Ich gebe es zu, ich weiss nicht einer der Namen der Lenzrosen, die bei mir im Garten wachsen. Aber es sind auch arg viele und die meisten, wurden von Mutter Natur gespendet. Diese gefüllte Sorte ist allerdings gekauft und wäre ursprünglich mal fast schwarz gewesen.

Unglaublich aber wahr, das ist dieselbe Pflanze.

Der lehmige Boden in unserem Garten scheint den Helleboren zu gefallen, sie vermehren sich wie Unkraut. Entlang dieses Zauns habe ich nicht eine gepflanzt. Einige waren schon da und andere haben sich über Samen dazugesellt.
Auch im Waldgarten: Freudiger Wildwuchs unter den Helleboren. Mir soll's recht sein. Es summst und brummt übrigens wie verrückt, denn die Blüten sind bei den Bienen und Hummeln beliebt.
Hier wieder eine etwas edlere Sorte.
Auch diese hier wurde gepflanzt und ist in echt viel dunkler als auf dem Foto.
Das ist nicht etwa eine spezielle Sorte, sondern die hat einfach der Frost kalt erwischt. Schade.
Ihnen hat der Frost nicht zugesetzt. Gepflanzt wurde hier wieder nur jene ganz oben am Rosenbogen.

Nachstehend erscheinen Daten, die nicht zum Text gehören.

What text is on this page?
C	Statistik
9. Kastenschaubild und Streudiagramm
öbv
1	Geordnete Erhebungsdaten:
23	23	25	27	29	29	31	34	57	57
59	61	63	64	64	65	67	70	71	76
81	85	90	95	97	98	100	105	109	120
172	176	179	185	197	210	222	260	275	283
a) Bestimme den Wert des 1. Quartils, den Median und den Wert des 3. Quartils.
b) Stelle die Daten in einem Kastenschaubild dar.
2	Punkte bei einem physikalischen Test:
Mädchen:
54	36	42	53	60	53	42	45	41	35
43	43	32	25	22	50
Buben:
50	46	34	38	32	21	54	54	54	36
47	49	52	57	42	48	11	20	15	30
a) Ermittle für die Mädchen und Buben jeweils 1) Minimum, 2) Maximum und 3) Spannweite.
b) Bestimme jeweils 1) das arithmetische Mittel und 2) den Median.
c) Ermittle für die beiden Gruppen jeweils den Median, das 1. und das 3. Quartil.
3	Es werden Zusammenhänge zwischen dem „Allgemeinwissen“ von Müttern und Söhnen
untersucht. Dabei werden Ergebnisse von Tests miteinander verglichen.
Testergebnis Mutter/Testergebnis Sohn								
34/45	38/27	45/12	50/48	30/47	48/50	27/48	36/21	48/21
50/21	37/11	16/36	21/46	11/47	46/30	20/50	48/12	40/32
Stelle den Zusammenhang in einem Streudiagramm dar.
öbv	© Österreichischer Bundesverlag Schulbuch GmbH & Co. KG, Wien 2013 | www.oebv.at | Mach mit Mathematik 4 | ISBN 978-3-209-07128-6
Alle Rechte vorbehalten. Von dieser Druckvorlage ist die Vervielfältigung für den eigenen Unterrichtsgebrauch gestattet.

Die anderen beiden sind freiwillig in den Gwundergarten gelatscht.
Etwas weniger elegant sieht es aus der Ferne aus. Es darf im Garten noch etwas Grüner werden, aber ich bin sicher in wenigen Wochen wächst mir wieder alles um die Ohren.

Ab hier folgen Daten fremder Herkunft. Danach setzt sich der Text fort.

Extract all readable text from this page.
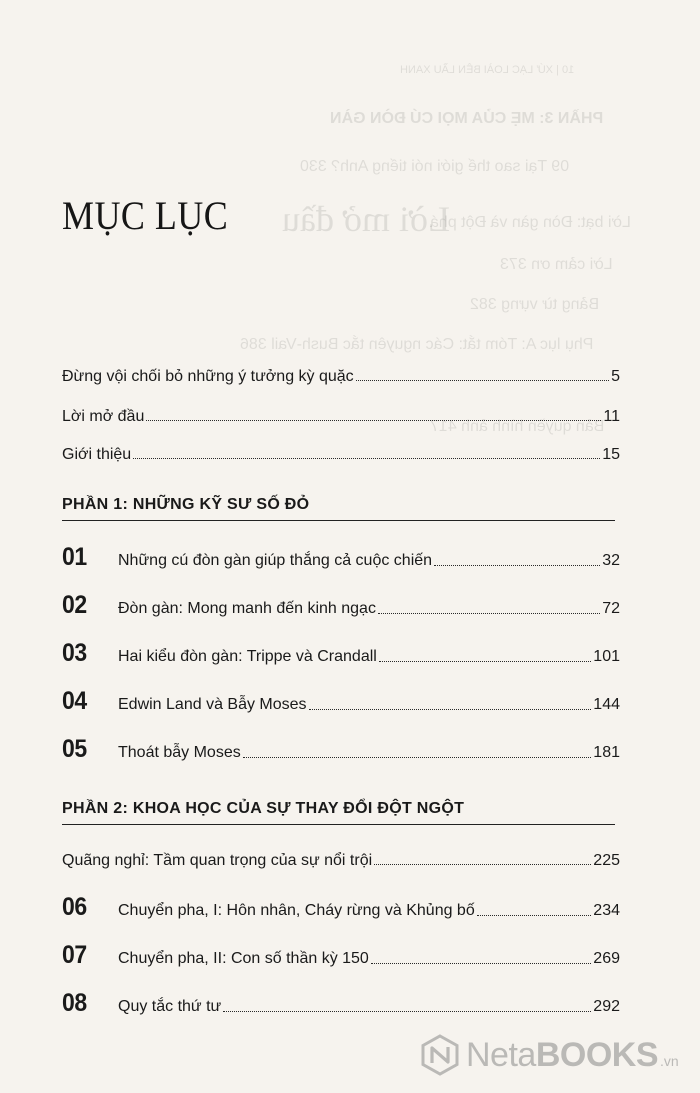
10 | XỨ LẠC LOÀI BÊN LẦU XANH
PHẦN 3: MẸ CỦA MỌI CÚ ĐÒN GÀN
Lời mở đầu
09 Tại sao thế giới nói tiếng Anh? 330
Lời bạt: Đòn gàn và Đột phá
Lời cảm ơn 373
Bảng từ vựng 382
Phụ lục A: Tóm tắt: Các nguyên tắc Bush-Vail 386
Bản quyền hình ảnh 417
MỤC LỤC
Đừng vội chối bỏ những ý tưởng kỳ quặc	5
Lời mở đầu	11
Giới thiệu	15
PHẦN 1: NHỮNG KỸ SƯ SỐ ĐỎ
01	Những cú đòn gàn giúp thắng cả cuộc chiến	32
02	Đòn gàn: Mong manh đến kinh ngạc	72
03	Hai kiểu đòn gàn: Trippe và Crandall	101
04	Edwin Land và Bẫy Moses	144
05	Thoát bẫy Moses	181
PHẦN 2: KHOA HỌC CỦA SỰ THAY ĐỔI ĐỘT NGỘT
Quãng nghỉ: Tầm quan trọng của sự nổi trội	225
06	Chuyển pha, I: Hôn nhân, Cháy rừng và Khủng bố	234
07	Chuyển pha, II: Con số thần kỳ 150	269
08	Quy tắc thứ tư	292
NetaBOOKS .vn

Vor lauter Helleboren gehn die anderen Frühlingsblüher fast unter im Gwundergarten.
Letzte Krokusse sonnen sich im späten Nachmittagslicht.
Und Katerchen gönnt sich mal wieder einen Schluck... mit Gemüse... iiiek. Ich sollte mal wieder Algen fischen gehen. Es gäbe übrigens auch einen ganz bequemen Strand, aber Katerchen mag's lieber so.

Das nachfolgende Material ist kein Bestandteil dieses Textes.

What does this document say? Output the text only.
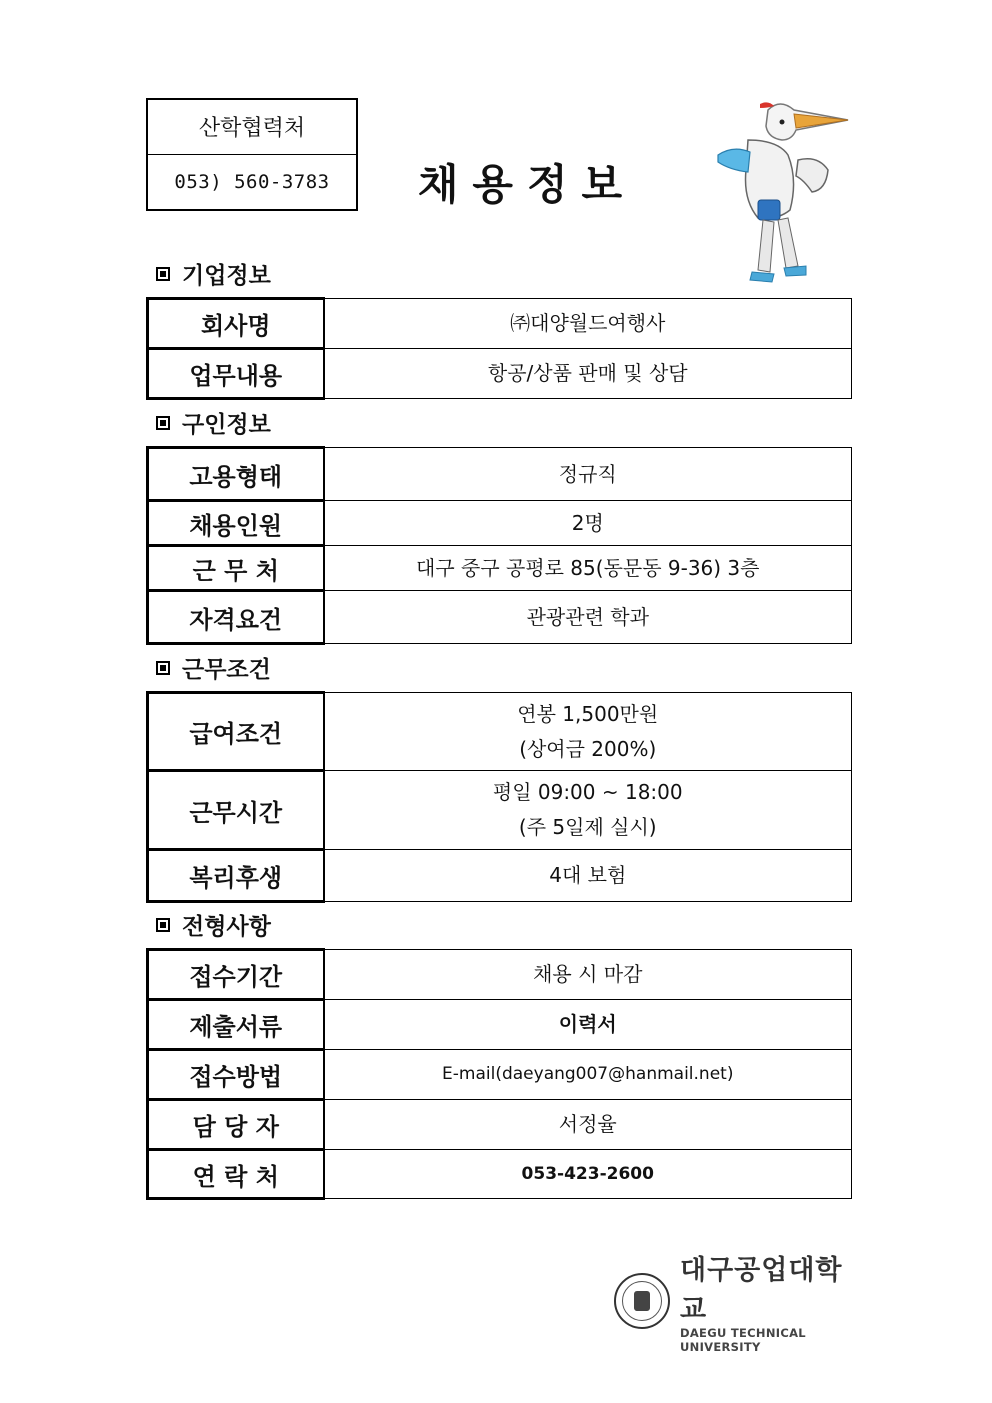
산학협력처
053) 560-3783	채용정보
기업정보
회사명	㈜대양월드여행사
업무내용	항공/상품 판매 및 상담
구인정보
고용형태	정규직
채용인원	2명
근 무 처	대구 중구 공평로 85(동문동 9-36) 3층
자격요건	관광관련 학과
근무조건
급여조건	연봉 1,500만원
(상여금 200%)

근무시간	평일 09:00 ~ 18:00
(주 5일제 실시)

복리후생	4대 보험
전형사항
접수기간	채용 시 마감
제출서류	이력서
접수방법	E-mail(daeyang007@hanmail.net)
담 당 자	서정율
연 락 처	053-423-2600
대구공업대학교
DAEGU TECHNICAL UNIVERSITY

Dieses Foto freut sicher meinen Götti, ist er doch mit Leib und Seele Imker. Ja, die Bienen sind fleissig und haben wieder schöne Schwingerhöschen an.
Auch im weissen Beet sind die Krokusse langsam am Verblühen.
Dafür öffnen immer Nachbarbeet die Narzissen ihre Blüten.
Sind Farne nicht einfach ein Wunder der Natur? Ich freue mich schon, wenn sie wieder ihre Wedel ausrollen... lange kann es nicht mehr dauern.

Unser Sorgenkind. Noch immer ist Noah nicht ganz fit, aber es ist zumindest besser. Er mag spielen, mich nachts wachhalten, gerne gekrault werden... nur Fressen, das findet er oft doof. Ich renne ihm schon wie die Frau aus der Werbung mit Futter hinterher und bin einfach froh, wenn er denn schon mal ein paar Happen frisst. Und ich muss es wohl nicht verstehen, wenn der Herr das Futter auf der Terrasse stehen lässt, stelle ich es aber hinten vor die Tür, beginnt er zu fressen. Da muss es irgendwie anders schmecken, keine Ahnung. Auch schmeckt es ausserhalb des Tellerchens noch mal anders. Puh, verstehe einer die Katzen. Neulich habe ich ein Futter besorgt, das gut für sein Bauchspeicheldrüsenproblem sein sollte. Zu meiner Freude frass er fast das ganze Schälchen auf. Ich dachte, yeaaah, endlich etwas gefunden, das ihm schmeckt. Falsch gedacht, am nächsten Tag liess er es den ganzen Tag über stehen, bis ich es abends entsorgte. Ihr Lieben, versteht mich nicht falsch, ich liebe Noah über alles, aber irgendwann möchte ich mal eine Katze haben, die mir die Haar vom Kopf frisst. Denn schon Noahs Vorgängerin Jazz war ein Mimöschen, was das Futter anbelangte. Nun ja, wir werden weiter experimentieren, damit uns der Kater nicht vom Fleisch fällt.
Soderle, ihr Lieben, nun wünsche ich euch noch eine gute restliche Woche. Geht es gemütlich an und bleibt den Viren fern.